Justice Balbir Singh Chauhan told a recent conference hosted by the All India Gaming Federation and the Federation of Indian Chambers of Commerce and Industry in New Delhi that the industry required proper regulation, rather than a complete ban in most states as is the case presently. However, he added that the Law Commission which is looking into the matter is “yet to make up its mind.”

Casino gambling is banned across India, apart from in the state of Goa and the territory of Daman, while online gambling is allowed in Sikkim and Nagaland. If legalized, analysts estimate it could rapidly become one of the biggest markets in Asia, if not globally.

Chauhan estimated that about $2.6 billion could be raised by legalizing and taxing the industry, but added it may come “at the cost of public morality and health.
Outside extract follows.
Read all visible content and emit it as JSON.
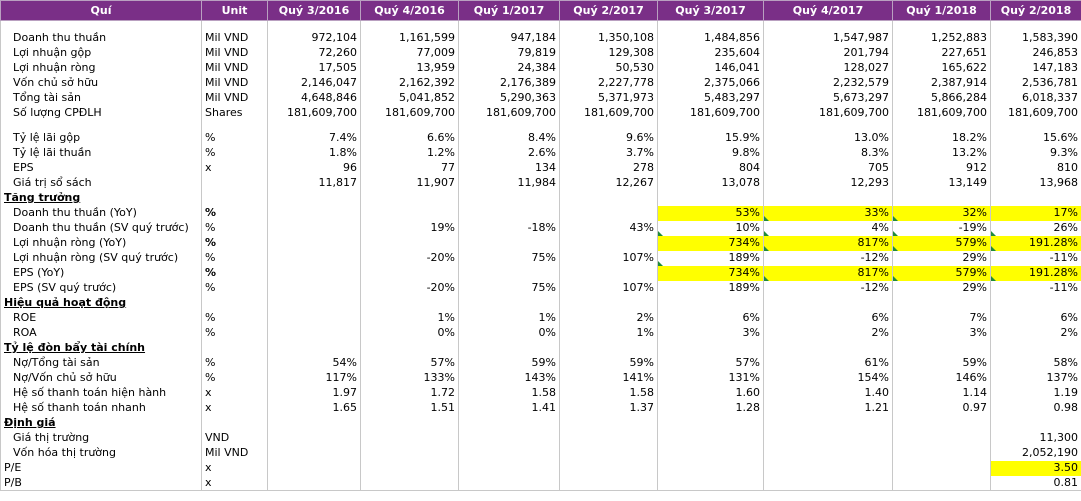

It may lead to the demand to regulate prostitution,” he said.

According to Justice Chauhan, “political will and the philosophy of the party in power” held the key to any such move. Nevertheless, he observed that the revenue that could be generated “was a huge amount to spend on public welfare.”

Several legal experts weighed in on the subject of legalization and regulation of the industry at the conference. They noted that the industry needs a strong overall framework, rather than relying on a patchwork of exceptions to govern the industry.
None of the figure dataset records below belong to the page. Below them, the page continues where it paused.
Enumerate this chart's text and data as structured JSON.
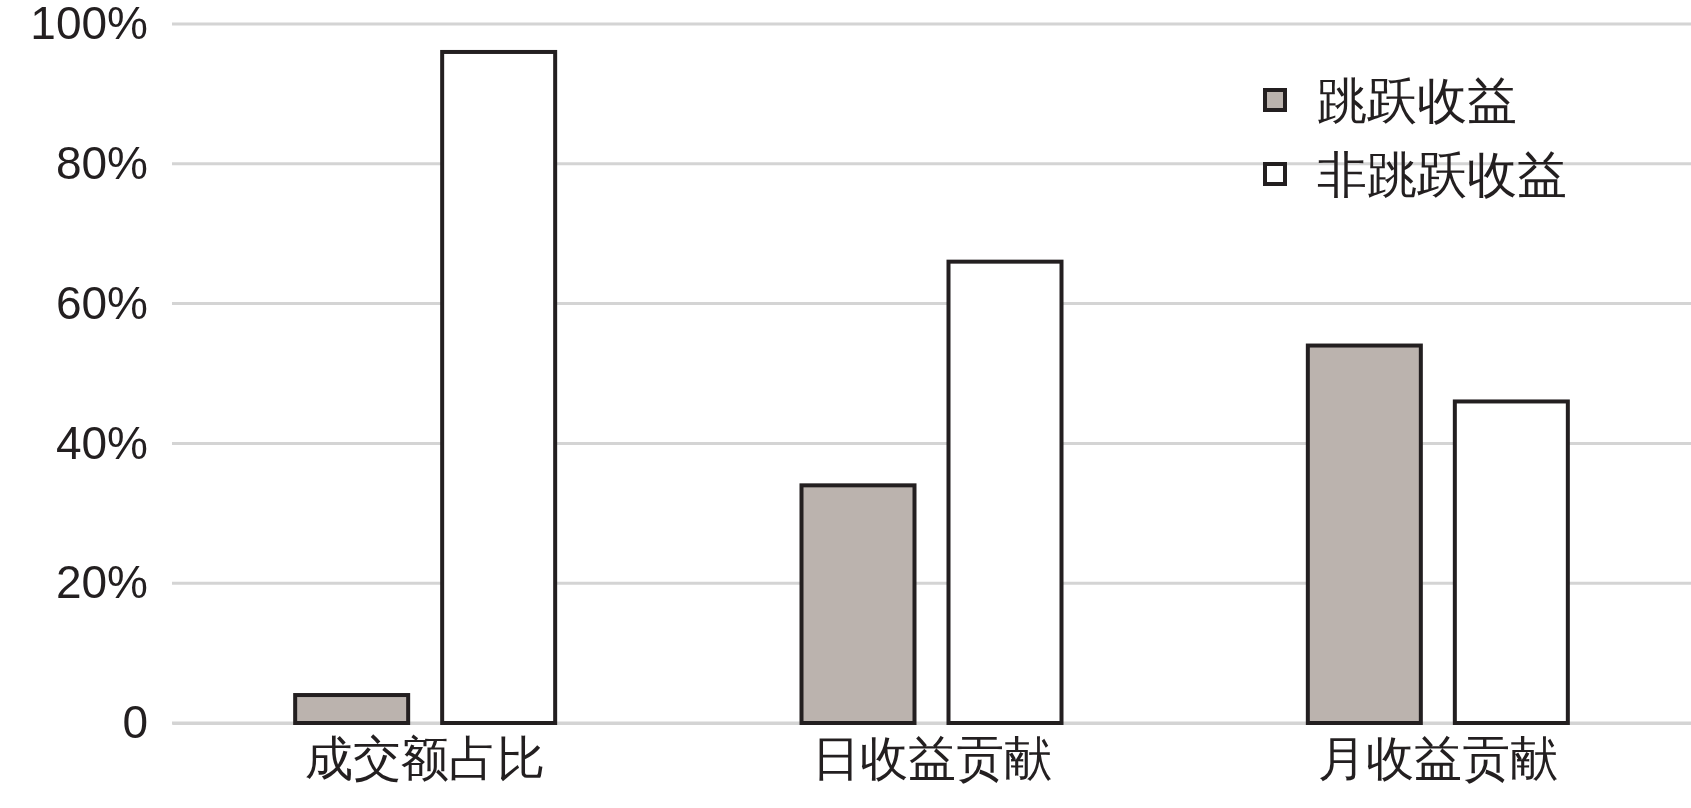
{
  "chart_data": {
    "type": "bar",
    "categories": [
      "成交额占比",
      "日收益贡献",
      "月收益贡献"
    ],
    "series": [
      {
        "name": "跳跃收益",
        "color": "#bbb3ae",
        "values": [
          4,
          34,
          54
        ]
      },
      {
        "name": "非跳跃收益",
        "color": "#ffffff",
        "values": [
          96,
          66,
          46
        ]
      }
    ],
    "ylim": [
      0,
      100
    ],
    "yticks": [
      {
        "value": 0,
        "label": "0"
      },
      {
        "value": 20,
        "label": "20%"
      },
      {
        "value": 40,
        "label": "40%"
      },
      {
        "value": 60,
        "label": "60%"
      },
      {
        "value": 80,
        "label": "80%"
      },
      {
        "value": 100,
        "label": "100%"
      }
    ],
    "grid": "y",
    "legend": "top right"
  }
}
Ranjana Adhikari, co-head Media Entertainment and Gaming Practice at the reputed Mumbai-based firm Nisith Desai Associates, went into the finer points of legislation in Sikkim and Nagaland. She pointed out that there was a lack of clarity on whether the provisions could be implemented in the rest of the country, especially those dealing with licensing online operators outside the borders of the states issuing them, especially in the case of Nagaland.

Goa casino fees rise for third year

Fees for onshore and offshore casinos have been raised for the third year in a row. Fees for the renewal of licenses went from Rs 2 million (US$31,125) to Rs 3 million, while transfer fees for onshore and offshore casinos were raised to Rs 100 million and Rs 200 million respectively. The current FY 2016-17 had imposed Rs 200,000 as an application fee for transfer and Rs 50 million crore upon approval from the government. The annual recurring fees for landbased casinos were also hiked by Rs 5 million, whereas offshore casinos will need to pay depending on the passenger capacity.
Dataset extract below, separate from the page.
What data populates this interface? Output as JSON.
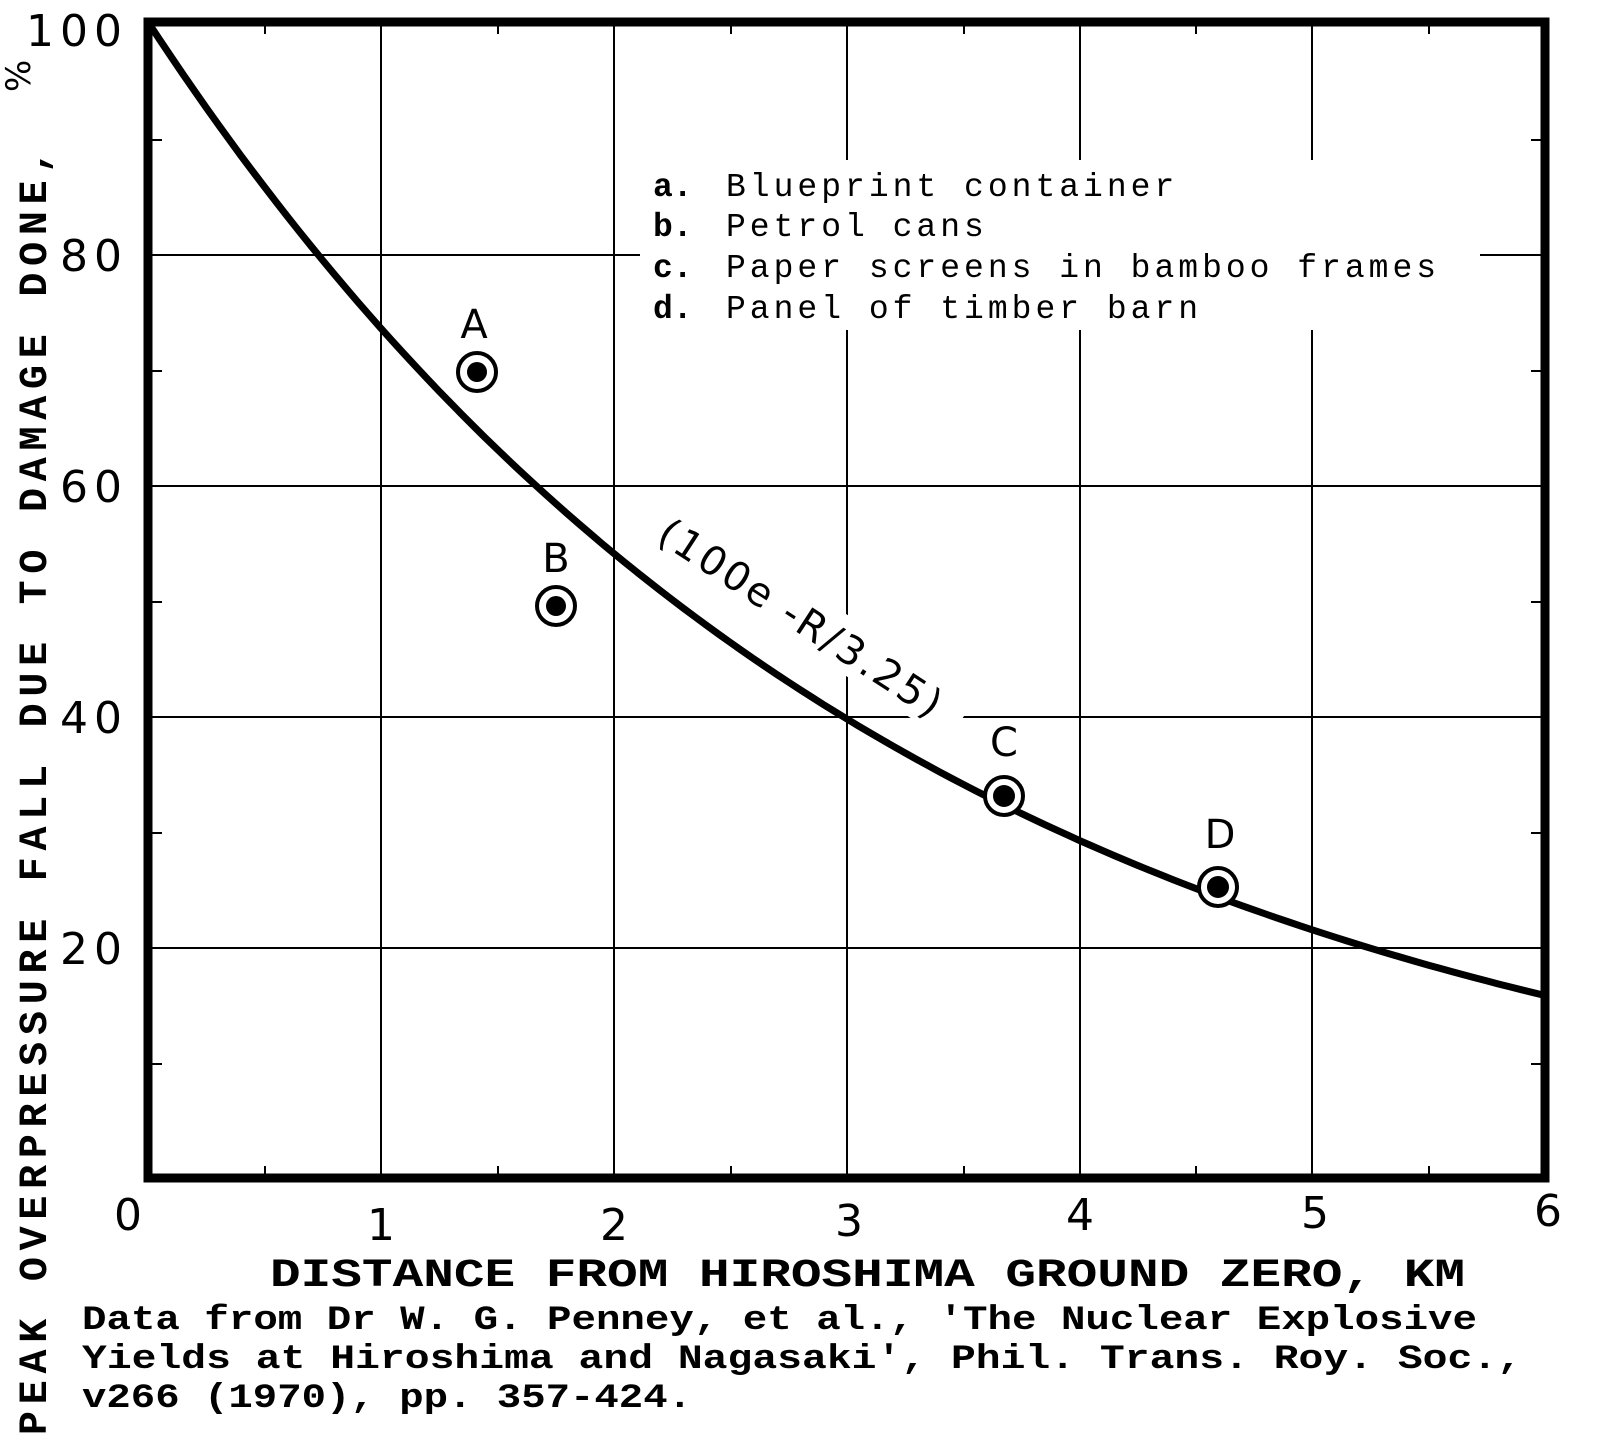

Nagaland uncovers lottery scam

The Comptroller and Auditor General (CAG) of India has uncovered a massive loss in revenue for the Nagaland state government due to irregularities in the conduct of Nagaland State lotteries. According to local media reports, the distributors made “huge profit” from the sale of state lotteries, whereas the revenue of the state government was in the form of (Minimum Guaranteed Revenue) MGR only. Out of the total sales of Rs 176.5 billion from the 2010-16 period, distributors only deposited Rs 569.3 million to the state, said the report.

Suhan Mukerjee, one of the panelists and a senior lawyer practicing in Delhi, counseled that the gaming industry would do well to not depend on exceptions like the Nagaland model. “Sustainable businesses cannot be built on exceptions,” he contended. He exhorted the industry to have continuous engagement with the relevant ministries and to come up with a blueprint for the way forward which could be used to facilitate the engagement with judiciary, law enforcement and political parties as well.

Adhikari also noted that under India’s existing gambling laws, the presence of a physical structure, defined as a Common Gaming House, where games of chance were being allowed to be conducted with a profitmotive in mind, was critical for initiating criminal proceedings.

The Common Gaming House is relevant as the law distinguishes between public gambling activities and private ones, with the latter not being punishable. Gambling privately on the Hindu festival of Diwali remains widely popular in India.

At present, foreign direct investment is banned in both the casino and the lottery sector, but has not stopped the online sector, especially rummy and fantasy sports websites from receiving funding from foreign partners. Some speakers pointed to how regulation can lead to improved standards, with companies taking it upon themselves to tighten operations.

Pranav Bagai, of the Poker Sports League, cited the example of the Direct Selling Companies in India, which, when put under the regulatory scanner, “asked hard questions of themselves, created manuals for law enforcement, and worked with lawmakers to remove grey areas.”

In the absence of legislation, other commentators urged the industry to regulate itself.

Nandan Kamath, a Bangalore based lawyer who deals in sports laws, said: “Change of this nature takes time. Regulate yourself before others do,” cautioned Kamath. He also advised the industry to “push for reforms” in the legal arena.

Post deliberations on legal issues, two panel discussions were held. The first, moderated by Albert Climent, of Bluesea Gaming, covered issues related to responsible gaming and ‘cyber security.’

The second panel was moderated by lawyer Vidushpat Singhania and covered the current scenario in the Indian gaming industry.